At this point I’m confused about the criteria for naming borers. Alice was named by a child, Jeffie a public poll, and Amelia Rose after the daughter of the tunnel’s project manager. It’s kind of cute that he dedicated this huge machine to his three-year-old, but if you’ve ever tried to get a three-year-old child to focus on a slow, sustained activity, like digging a massive hole underneath the harbour, you’ll realise this might not be the good omen he thought it would be.

3. Piper – Snells Algies wastewater pipeline

Piper was named by a group of seven-year-olds from Snells Beach School because it looked like a pipe. I’m not a huge fan of boring machines, but I honestly believe a machine so powerful deserves a better name. If it was up to me I would call it something like Traci, because that’s my mum’s name and she’s a school principal with a death glare that could definitely bore a hole through a hill.

2. Hiwa-i-te-Rangi – Central interceptor wastewater tunnel

Named after the Matariki star that takes care of people’s wishes, dreams and aspirations in the Māori new year, Hiwa-i-te-Rangi seems to me a bit of a strange choice for a tunnel borer. According to Watercare the name was always going to be a Matariki star, and Hiwa-i-te-Rangi came out on top of a poll of local students. Maybe those students wished for a new hole in the ground for their Māori new year, or maybe they just don’t know what they’re talking about. My boss’ cat is called Cutie because his daughter got to choose. I think we should stop letting kids name things. 
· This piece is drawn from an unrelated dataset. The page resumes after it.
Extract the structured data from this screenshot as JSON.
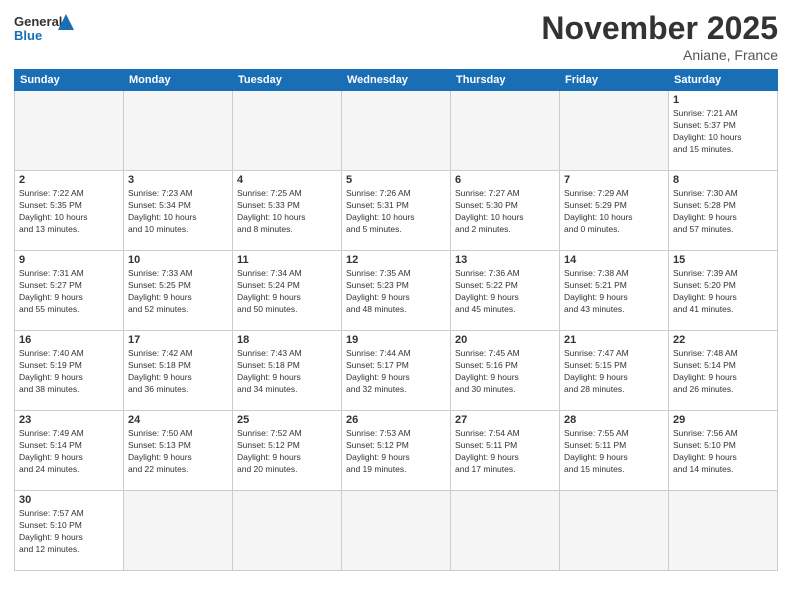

1. Dame Whina Cooper – City Rail Link tunnels

At 80 years old, Dame Whina Cooper led a march from her home in the Far North to parliament in Wellington in protest of the continued loss of Māori land. She is one of the most significant historical figures in the fight for Māori rights and now she is a tunnel boring machine about to chomp her way through the ground under central Auckland. Is it a legacy she would have expected to leave? No, probably not, but if her own spirit and stamina is anything to go by, this borer’s gonna bore good and steady.

Nobody will ever name a tunnel boring machine after me, and that’s OK. In many ways I already am a boring machine. If you’ve read this far, you probably are too.